Yanlış anlamayın, çevresinde birçok kişi vardı. Babası Arap Şeyh'i gibiydi, sayamadığı kadar çok annesi ve bunun yanında sayamadığı kadar çok parası vardı.
Buna rağmen odasından çıkmayı tercih etmez, yemeklerini dört duvar içinde yerdi. İnsanlardan rahatsız oluyordu. Yargılayıcı bakışlarından korkuyordu. Her insan görüşünde kaygı duyuyordu. Kimseyi kendisine yakın hissedemiyor, bilhassa hissetmek de istemiyordu.

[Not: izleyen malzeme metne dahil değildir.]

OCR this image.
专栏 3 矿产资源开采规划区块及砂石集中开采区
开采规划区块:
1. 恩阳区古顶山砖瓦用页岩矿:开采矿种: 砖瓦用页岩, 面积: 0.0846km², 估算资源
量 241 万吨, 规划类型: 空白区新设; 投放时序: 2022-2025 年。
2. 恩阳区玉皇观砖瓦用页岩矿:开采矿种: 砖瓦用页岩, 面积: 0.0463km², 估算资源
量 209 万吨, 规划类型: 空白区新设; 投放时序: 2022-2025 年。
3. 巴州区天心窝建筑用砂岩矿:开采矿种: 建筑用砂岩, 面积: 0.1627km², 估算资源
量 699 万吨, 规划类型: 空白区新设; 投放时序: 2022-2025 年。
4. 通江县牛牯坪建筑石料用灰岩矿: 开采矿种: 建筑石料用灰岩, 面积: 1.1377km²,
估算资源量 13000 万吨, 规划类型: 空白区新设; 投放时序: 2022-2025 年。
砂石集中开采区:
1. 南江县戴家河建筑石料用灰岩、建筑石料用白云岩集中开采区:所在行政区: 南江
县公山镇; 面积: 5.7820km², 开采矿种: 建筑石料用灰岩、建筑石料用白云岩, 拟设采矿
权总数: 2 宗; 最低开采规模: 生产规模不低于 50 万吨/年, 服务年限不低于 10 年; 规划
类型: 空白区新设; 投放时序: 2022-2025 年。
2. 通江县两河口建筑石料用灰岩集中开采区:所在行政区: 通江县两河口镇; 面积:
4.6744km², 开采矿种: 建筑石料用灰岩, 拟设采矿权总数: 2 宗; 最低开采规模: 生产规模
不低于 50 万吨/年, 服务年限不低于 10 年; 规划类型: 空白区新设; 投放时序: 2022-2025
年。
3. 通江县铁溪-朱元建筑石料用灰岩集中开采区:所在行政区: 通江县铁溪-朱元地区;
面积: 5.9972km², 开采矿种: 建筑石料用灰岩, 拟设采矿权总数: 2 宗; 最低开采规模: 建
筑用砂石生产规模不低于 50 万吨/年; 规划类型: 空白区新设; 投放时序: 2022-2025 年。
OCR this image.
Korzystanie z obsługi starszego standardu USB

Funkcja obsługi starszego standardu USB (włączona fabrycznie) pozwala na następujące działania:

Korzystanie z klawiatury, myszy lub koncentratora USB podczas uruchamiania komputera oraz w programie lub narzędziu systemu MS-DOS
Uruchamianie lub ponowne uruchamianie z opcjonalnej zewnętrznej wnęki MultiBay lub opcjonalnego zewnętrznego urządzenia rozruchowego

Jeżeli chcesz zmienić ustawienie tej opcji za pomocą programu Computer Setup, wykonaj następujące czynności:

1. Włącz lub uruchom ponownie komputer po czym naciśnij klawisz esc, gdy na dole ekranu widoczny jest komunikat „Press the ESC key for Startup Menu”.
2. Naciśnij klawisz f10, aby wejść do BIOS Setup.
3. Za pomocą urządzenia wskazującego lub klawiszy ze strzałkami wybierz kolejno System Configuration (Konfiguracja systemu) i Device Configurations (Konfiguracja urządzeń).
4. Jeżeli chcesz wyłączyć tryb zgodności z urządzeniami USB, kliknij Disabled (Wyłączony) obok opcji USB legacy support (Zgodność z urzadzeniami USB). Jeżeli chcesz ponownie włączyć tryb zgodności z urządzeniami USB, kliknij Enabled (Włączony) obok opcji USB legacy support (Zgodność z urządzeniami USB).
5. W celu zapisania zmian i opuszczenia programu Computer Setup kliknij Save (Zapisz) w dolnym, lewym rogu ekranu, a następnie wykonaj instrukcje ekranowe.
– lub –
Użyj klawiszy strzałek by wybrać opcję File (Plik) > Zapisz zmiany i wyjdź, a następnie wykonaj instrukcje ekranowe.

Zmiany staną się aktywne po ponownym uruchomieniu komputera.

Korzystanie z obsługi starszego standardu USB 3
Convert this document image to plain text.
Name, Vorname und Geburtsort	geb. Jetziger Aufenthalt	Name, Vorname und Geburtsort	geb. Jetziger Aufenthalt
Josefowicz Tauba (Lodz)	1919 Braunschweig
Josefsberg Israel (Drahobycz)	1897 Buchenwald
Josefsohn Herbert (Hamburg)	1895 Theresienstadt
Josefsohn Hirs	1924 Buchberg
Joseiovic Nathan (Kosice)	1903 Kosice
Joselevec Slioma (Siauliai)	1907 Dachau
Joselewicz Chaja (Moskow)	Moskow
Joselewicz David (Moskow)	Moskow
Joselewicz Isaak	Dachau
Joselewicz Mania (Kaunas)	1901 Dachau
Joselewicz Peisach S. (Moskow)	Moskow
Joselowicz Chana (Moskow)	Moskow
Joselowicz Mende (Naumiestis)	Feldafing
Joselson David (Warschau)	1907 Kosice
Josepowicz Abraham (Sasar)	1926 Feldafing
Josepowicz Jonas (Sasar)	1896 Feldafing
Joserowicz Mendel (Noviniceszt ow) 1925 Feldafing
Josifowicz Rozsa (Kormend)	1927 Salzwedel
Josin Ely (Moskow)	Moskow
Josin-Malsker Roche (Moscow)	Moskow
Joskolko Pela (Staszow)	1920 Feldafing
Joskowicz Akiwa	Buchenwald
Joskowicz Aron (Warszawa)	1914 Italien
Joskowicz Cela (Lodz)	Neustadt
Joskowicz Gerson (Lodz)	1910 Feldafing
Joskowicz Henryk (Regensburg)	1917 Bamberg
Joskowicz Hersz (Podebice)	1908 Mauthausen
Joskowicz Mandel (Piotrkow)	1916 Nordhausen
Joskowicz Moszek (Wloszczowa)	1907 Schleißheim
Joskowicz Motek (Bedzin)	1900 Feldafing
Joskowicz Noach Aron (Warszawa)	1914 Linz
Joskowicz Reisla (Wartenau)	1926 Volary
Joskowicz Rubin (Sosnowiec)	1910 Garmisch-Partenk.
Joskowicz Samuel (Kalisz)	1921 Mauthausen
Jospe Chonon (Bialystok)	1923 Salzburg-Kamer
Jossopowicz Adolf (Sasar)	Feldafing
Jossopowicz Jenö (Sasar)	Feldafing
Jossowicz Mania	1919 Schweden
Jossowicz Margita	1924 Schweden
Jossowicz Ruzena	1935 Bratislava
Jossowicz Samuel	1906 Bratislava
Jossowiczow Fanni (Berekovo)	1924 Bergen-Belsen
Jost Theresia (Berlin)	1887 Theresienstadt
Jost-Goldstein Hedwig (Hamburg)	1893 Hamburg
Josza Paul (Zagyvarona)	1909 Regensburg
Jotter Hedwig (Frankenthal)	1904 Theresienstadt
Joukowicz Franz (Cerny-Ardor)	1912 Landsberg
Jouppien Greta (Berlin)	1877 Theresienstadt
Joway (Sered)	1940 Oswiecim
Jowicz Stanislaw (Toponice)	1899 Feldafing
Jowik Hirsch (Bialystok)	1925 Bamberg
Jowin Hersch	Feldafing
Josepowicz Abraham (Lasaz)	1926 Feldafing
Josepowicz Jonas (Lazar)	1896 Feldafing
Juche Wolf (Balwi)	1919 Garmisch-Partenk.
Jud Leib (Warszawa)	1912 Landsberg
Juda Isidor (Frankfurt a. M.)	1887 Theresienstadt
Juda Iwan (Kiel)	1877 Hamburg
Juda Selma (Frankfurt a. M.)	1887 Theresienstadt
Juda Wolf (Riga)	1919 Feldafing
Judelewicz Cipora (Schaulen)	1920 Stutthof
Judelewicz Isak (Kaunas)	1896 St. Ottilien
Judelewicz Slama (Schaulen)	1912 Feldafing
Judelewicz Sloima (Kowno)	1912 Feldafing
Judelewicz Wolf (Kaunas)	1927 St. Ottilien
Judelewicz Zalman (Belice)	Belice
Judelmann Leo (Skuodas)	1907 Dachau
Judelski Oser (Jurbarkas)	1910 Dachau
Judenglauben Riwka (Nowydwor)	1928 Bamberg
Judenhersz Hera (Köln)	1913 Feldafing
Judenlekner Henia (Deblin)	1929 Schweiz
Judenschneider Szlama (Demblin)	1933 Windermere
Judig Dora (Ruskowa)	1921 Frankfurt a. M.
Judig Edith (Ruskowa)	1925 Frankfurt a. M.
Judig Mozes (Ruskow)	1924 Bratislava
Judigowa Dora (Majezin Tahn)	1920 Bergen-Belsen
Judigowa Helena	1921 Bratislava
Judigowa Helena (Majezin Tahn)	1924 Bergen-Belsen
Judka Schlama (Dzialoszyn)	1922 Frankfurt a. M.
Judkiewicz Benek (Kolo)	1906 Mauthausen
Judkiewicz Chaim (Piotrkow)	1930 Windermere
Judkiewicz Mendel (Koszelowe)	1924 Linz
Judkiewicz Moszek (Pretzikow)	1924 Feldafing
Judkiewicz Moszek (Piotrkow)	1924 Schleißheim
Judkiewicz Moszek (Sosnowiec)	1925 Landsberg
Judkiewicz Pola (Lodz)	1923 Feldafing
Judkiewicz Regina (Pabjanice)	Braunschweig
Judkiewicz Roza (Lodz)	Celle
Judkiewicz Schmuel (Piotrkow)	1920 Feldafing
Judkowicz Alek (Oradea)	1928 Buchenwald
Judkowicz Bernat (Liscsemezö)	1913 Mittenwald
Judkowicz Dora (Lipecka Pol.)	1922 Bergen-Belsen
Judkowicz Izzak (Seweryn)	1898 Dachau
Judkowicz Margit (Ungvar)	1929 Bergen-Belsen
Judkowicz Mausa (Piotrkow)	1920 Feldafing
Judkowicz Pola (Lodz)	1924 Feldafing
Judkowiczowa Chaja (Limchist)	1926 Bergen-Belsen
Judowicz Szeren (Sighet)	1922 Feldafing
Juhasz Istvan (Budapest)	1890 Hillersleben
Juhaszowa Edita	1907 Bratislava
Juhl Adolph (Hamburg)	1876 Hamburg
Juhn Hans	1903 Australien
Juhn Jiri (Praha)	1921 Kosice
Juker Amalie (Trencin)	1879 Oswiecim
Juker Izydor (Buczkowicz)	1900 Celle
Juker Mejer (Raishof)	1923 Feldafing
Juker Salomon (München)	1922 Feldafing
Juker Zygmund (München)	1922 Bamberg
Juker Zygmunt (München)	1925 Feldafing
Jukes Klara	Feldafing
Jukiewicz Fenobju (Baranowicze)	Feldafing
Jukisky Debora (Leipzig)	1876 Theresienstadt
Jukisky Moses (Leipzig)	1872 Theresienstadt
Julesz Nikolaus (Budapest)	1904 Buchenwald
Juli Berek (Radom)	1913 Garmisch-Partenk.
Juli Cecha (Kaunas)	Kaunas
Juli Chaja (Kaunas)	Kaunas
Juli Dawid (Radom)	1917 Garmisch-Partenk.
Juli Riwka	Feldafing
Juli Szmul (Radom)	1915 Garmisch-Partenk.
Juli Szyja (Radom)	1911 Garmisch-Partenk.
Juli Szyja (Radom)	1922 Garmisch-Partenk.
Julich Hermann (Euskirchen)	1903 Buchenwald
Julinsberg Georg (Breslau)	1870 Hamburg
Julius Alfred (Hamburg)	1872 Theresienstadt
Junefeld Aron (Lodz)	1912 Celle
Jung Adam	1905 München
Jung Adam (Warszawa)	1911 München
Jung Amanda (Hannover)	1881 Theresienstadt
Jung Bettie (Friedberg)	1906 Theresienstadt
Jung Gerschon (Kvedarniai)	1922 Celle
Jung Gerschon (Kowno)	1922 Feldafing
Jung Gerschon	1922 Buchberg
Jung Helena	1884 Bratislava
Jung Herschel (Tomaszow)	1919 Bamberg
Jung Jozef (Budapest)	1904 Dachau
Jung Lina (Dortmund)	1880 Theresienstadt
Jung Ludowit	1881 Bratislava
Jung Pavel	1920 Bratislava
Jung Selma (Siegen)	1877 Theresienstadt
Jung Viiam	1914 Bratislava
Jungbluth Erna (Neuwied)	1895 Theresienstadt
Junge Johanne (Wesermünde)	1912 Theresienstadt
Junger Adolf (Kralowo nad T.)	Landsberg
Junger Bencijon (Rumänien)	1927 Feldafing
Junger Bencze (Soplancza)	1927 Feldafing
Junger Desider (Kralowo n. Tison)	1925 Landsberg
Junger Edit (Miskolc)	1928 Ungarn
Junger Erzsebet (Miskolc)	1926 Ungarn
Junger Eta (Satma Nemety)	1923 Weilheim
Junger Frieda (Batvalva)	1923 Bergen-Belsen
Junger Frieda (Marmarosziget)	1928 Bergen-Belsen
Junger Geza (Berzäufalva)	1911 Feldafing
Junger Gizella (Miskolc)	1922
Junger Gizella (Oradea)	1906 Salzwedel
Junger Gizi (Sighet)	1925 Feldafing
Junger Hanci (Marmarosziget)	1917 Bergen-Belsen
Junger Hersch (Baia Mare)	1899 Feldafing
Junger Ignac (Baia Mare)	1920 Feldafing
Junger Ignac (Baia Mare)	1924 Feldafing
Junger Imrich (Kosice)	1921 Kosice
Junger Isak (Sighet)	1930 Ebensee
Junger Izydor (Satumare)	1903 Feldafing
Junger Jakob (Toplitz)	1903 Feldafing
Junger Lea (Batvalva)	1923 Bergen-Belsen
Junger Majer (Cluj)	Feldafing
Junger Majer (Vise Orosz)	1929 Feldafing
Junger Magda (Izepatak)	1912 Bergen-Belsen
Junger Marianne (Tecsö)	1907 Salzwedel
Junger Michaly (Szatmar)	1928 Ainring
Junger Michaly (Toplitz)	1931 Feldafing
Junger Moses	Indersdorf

Yine, o dört duvar içerisinde yemeğini yedikten sonra havanın kararmasıyla birlikte pencerenin yanına geçti. Camın hemen önünde siyah bir kedi vardı.
Kedi cama ve odanın sahibine yabancı değildi. Pencere aralandı, kara kedi içeriye girdi. İçeriye girerken pencereyi aralayan ellerin sahibi anlamlı gözlerini aya dikmişti.
Derken bir yıldızın parlamasıyla gözleri kamaştı. Parlaklık gittikçe artıyor, odanın içine giriyordu. Bunu başka kimse görmüyor muydu?
Kamaşan gözlerini en sonunda yumdu. Işık çekildiğinde yavaşça araladı. Karşısında biri vardı. Ama bu "biri"ni hayatında ilk defa görüyordu.
Kızıl saçlara ve büyük gözlere sahipti. Çıplak olması da cabasıydı. Mavi saçlı çocuk yerinden kalktı ve endişeyle dolabına gidip beyaz gömleklerden birini kırmızı kafaya fırlattı.
"Kimsin? Gömleği giydikten sonra odamdan çıkar mısın?"
Yerde çıplak oturan çocuk kafasındaki gömleği eline alıp incelemeye başladı. Yeni doğan bir bebekmişçesine gömleğe bakıyordu. Giymeyeceğini anladığında Langa yanına gitti.
Önce çocuğu yavaşça kaldırdı, ardından gömleği nazikçe kollarından geçirdi.
"Nesin sen? Gömlek giymeyi bilmiyor musun?"
Kızıl saçlı çocuk gülümsedi.
"Ben senin arkadaşınım. Adı gömlek miymiş?"
Gömleğin sahibi, düğmeleri tek tek iliklemeye başladı. Bittiğinde ise yeni kıyafetiyle birlikte odada dolanmaya başlayan kızıl bir kafa vardı.
Etrafta koşuşturuyor, sıradan eşyalara çok mükemmellermişçesine bakıyordu.
Ardından odaya hizmetçi girdi. Langa nasıl açıklayacağını bilmiyordu. Hizmetçi kızıl saçlı çocuğu görmemiş gibi yemeği bırakmış, afiyet diledikten sonra odadan ayrılmıştı.
"Hey, o seni görmedi mi?"
Elindeki kara kediyle oynayan çocuk anlamadığını belli eden bir şekilde kaşlarını çattı, dudaklarını büzdü.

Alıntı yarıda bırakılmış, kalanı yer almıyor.